I have seen other posts which show to extract data from multiple webpages
But the problem is that for my website when I scroll the website to see the number of webpages to check in how many pages the data is divided into, the page automatically refresh next data, making unable to identify the number of webpages.I don't have that good knowledge of html and javascript so that I can easily identify the attribute on which the method is been getting called. so I have identified a way by which we can get the number of pages. The website when loaded in browser gives number of records present, accessing that number and divide it by 30(number of data present per page) for e.g if number of records present is 90, then do 90/30 = 3 number of pages
here is the code to get the number of records found on that page
active_name_data1 <- html_nodes(webpage,'.active')
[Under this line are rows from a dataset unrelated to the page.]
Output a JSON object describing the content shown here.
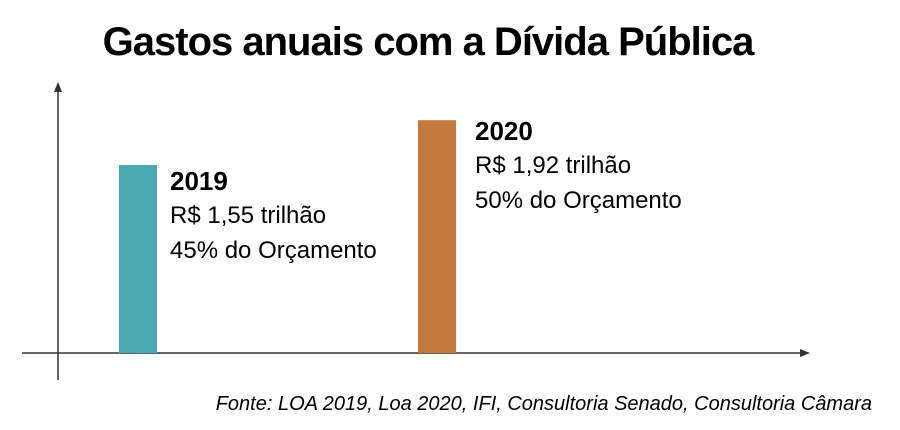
{
  "chart_data": {
    "type": "bar",
    "title": "Gastos anuais com a Dívida Pública",
    "categories": [
      "2019",
      "2020"
    ],
    "values": [
      1.55,
      1.92
    ],
    "value_labels": [
      "R$ 1,55 trilhão",
      "R$ 1,92 trilhão"
    ],
    "share_labels": [
      "45% do Orçamento",
      "50% do Orçamento"
    ],
    "colors": [
      "#4ba7b1",
      "#c4783c"
    ],
    "xlabel": "",
    "ylabel": "",
    "ylim": [
      0,
      2.4
    ],
    "grid": false,
    "source": "Fonte:  LOA 2019, Loa 2020, IFI, Consultoria Senado, Consultoria Câmara"
  }
}
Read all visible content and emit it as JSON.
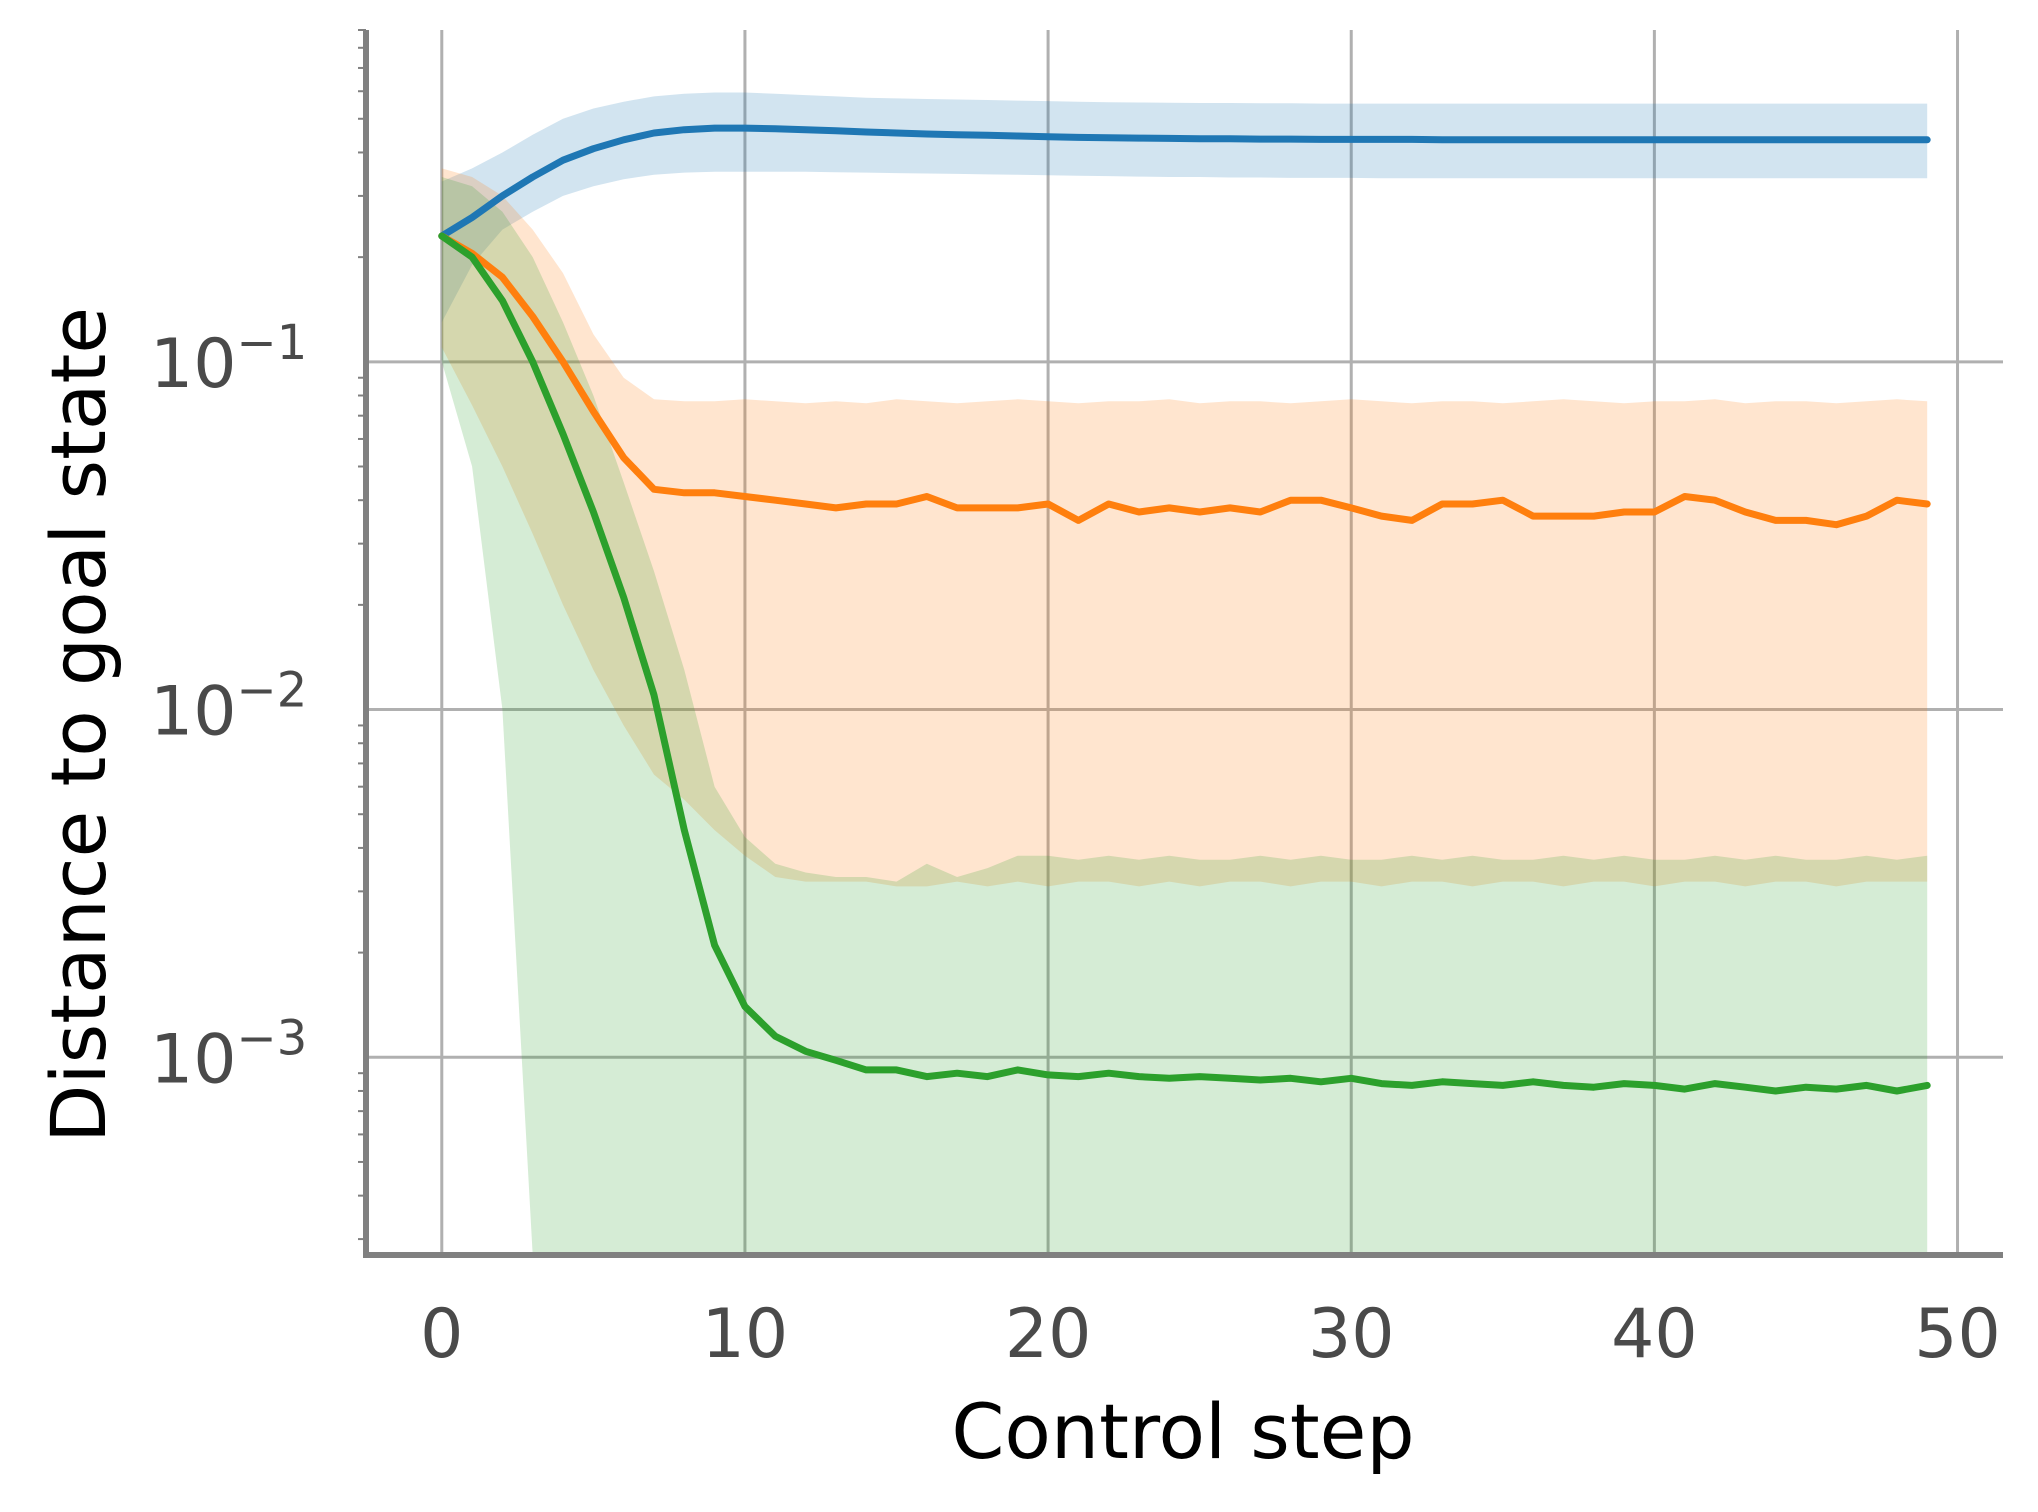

active1 <- html_text(active_name_data1)
as.numeric(gsub("[^\\d]+", "", word(active1[1],start = 1,end =1), perl=TRUE))
AND another approach is that get the attribute for number of pages i.e
url='http://www.magicbricks.com/property-for-sale/residential-real-estate?bedroom=1&proptype=Multistorey-Apartment,Builder-Floor-Apartment,Penthouse,Studio-Apartment&cityName=Thane&BudgetMin=5-Lacs&BudgetMax=10-Lacs'
webpage <- read_html(url)
active_data_html <- html_nodes(webpage,'a.act')
active <- html_text(active_data_html)
here active gives me number of pages i.e "1" " 2" " 3" " 4"
SO here I'm unable to identify how do I get the active page data and iterate the other number of webpage so as to get the entire data.
here is what I have tried (uuu_df2
is the dataframe with multiple link for which I want to crawl data)
library(rvest)
uuu_df2 <- data.frame(x = c('http://www.magicbricks.com/property-for-
sale/residential-real-estate?bedroom=1&proptype=Multistorey-Apartment,Builder-
Floor-Apartment,Penthouse,Studio-Apartment&cityName=Thane&BudgetMin=5-
Lacs&BudgetMax=5-Lacs',
'http://www.magicbricks.com/property-for-sale/residential-real-estate?bedroom=1&proptype=Multistorey-Apartment,Builder-Floor-Apartment,Penthouse,Studio-Apartment&cityName=Thane&BudgetMin=5-Lacs&BudgetMax=10-Lacs',
'http://www.magicbricks.com/property-for-sale/residential-real-estate?bedroom=1&proptype=Multistorey-Apartment,Builder-Floor-Apartment,Penthouse,Studio-Apartment&cityName=Thane&BudgetMin=5-Lacs&BudgetMax=10-Lacs'))
urlList <- llply(uuu_df2[,1], function(url){
this_pg <- read_html(url)
results_count <- this_pg %>%
xml_find_first(".//span[@id='resultCount']") %>%
xml_text() %>%
as.integer()
if(!is.na(results_count) & (results_count > 0)){
cards <- this_pg %>%
xml_find_all('//div[@class="SRCard"]')
df <- ldply(cards, .fun=function(x){
y <- data.frame(wine = x %>% xml_find_first('.//span[@class="agentNameh"]') %>% xml_text(),
excerpt = x %>% xml_find_first('.//div[@class="postedOn"]') %>% xml_text(),
locality = x %>% xml_find_first('.//span[@class="localityFirst"]') %>% xml_text(),
society = x %>% xml_find_first('.//div[@class="labValu"]') %>% xml_text() %>% gsub('\\n', '', .))
return(y)
})
} else {
df <- NULL
}
return(df)
}, .progress = 'text')
names(urlList) <- uuu_df2[,1]
a=bind_rows(urlList)
But this code just gives me the data from active page and does not iterate through other pages of the given link.
P.S : If the link doesn't has any record the code skips that link and moves to other link from the list.
Any suggestion on what changes should be made to the code will be helpful. Thanks in advance.